By CHRIS DANIELS
Making a dollar from the world of art is never easy. It is even harder when you are trying to make a market for some innovative - and pricey - paua presentations.
Wellington paua artist Alan Hucks has come up with Paua2thepeople.com, an online gallery to showcase functional art.
But if you are looking for a cheap ashtray for that kiwiana-themed pub keep moving, because items such as paua soapdishes, cellphone holders, curtains and jewellery do not come cheap. A paua dish on a tripod sells for $225.
Hucks says his online gallery is a way of showing other artists he is serious about the business, while giving them an opportunity to sell their work.
If a New Zealand artist wants to sell something through the online gallery, they contact Hucks, tell him what they have, organise photos and sit back, hoping for a sale to come through the net.

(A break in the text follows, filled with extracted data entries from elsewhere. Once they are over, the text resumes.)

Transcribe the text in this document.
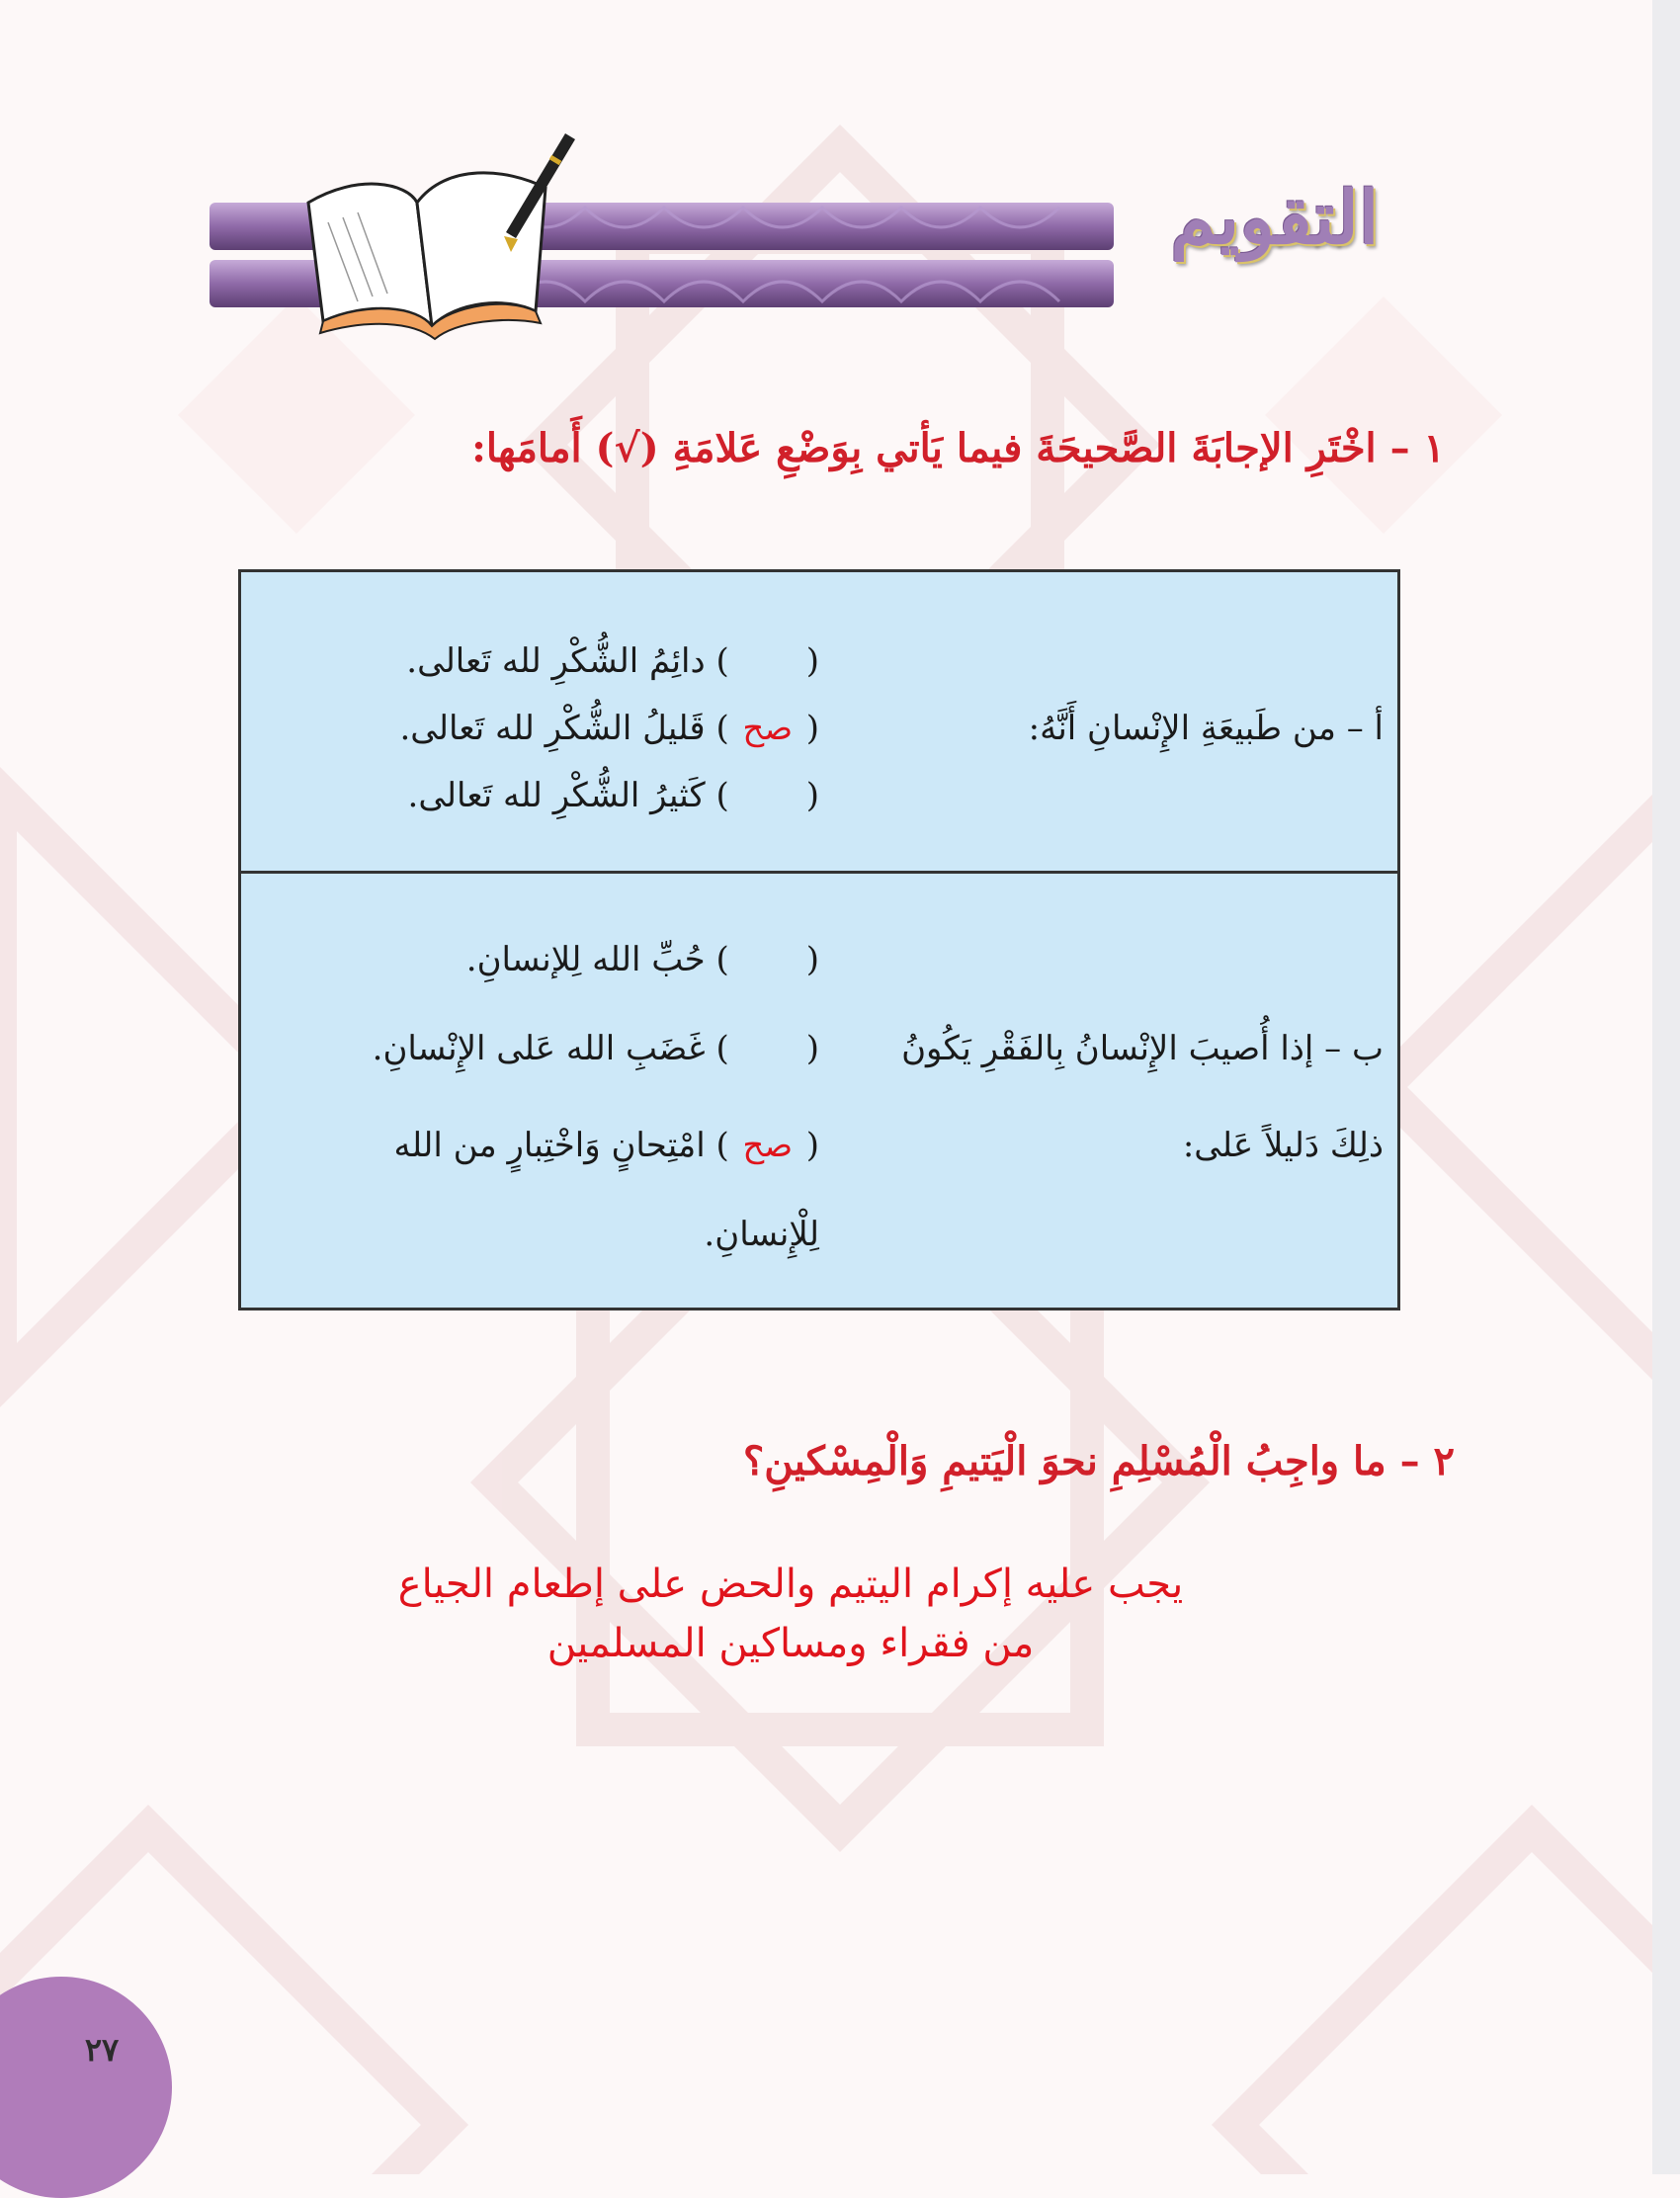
التقويم
١ – اخْتَرِ الإجابَةَ الصَّحيحَةَ فيما يَأتي بِوَضْعِ عَلامَةِ (√) أَمامَها:
أ – من طَبيعَةِ الإِنْسانِ أَنَّهُ:
() دائِمُ الشُّكْرِ لله تَعالى.
(صح) قَليلُ الشُّكْرِ لله تَعالى.
() كَثيرُ الشُّكْرِ لله تَعالى.
ب – إذا أُصيبَ الإِنْسانُ بِالفَقْرِ يَكُونُ
ذلِكَ دَليلاً عَلى:
() حُبِّ الله لِلإنسانِ.
() غَضَبِ الله عَلى الإِنْسانِ.
(صح) امْتِحانٍ وَاخْتِبارٍ من الله
لِلْإِنسانِ.
٢ – ما واجِبُ الْمُسْلِمِ نحوَ الْيَتيمِ وَالْمِسْكينِ؟
يجب عليه إكرام اليتيم والحض على إطعام الجياع
من فقراء ومساكين المسلمين
٢٧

The artists can continue to try to sell it through other avenues, but must be able to supply the item should any online customer want it.
"It's like a mail-order gallery, so that the artists will probably put that item on reserve - it has to be arranged to be available to be sold."
"It's for the young, funky people with money who want something of a high quality."
Hucks did a small-business course and put together a business plan for Work and Income New Zealand.
He was eventually given a grant of about $7500 to help set up his workshop, buy drills and some of the pricey paua shells he needs to work with.
Only one out of every 1000 paua shells is suitable for Hucks' work. They have to be thick enough - and therefore old enough, to be worked.
"I have to pay huge amounts of money for them to begin with, hence the price, because they are so rare," he says.
"I have to buy them through a shell trader, who buys them off the divers. They have already been bought and sold four times by the time I get them."
He polishes the shells and grinds the lime off the back. The more he grinds the shell, the thinner it gets.
He sands it down to a clean surface, before double-coating it with polyurethane, making it "food-safe" and more durable.
Hucks, 33, has one assistant, and turned over about $50,000 last year.
The internet catalogue and online gallery is a way paua2thepeople can put his entire range of work out into a fragmented retailing community.
"This is the problem we have with the giftstores and the galleries ... they don't know what it is, so don't know how to sell it."
Hucks says he is lucky his website has not cost him a fortune. It was put together by his friend, Auckland graphic designer John Kelleher, who took on the project to develop and promote his website design skills.
There have been only five sales through the website so far, three to the US and two to Britain. Not huge, but Hucks says the online gallery, while an attempt to steer business his way, is also about promoting functional New Zealand art.
"There are so many people out there who just don't have the avenue to sell their stuff.
"They might put it in their local gallery but they haven't got time to go round all the galleries all round the country, they haven't time to turn it into their business"
Hucks is trying develop a way for other artists to contact him easily.
"If it works for me it'll work for them. It relies on people visiting and enjoying what I do, trying to cross the Kiwi ingenuity with NZ natural materials."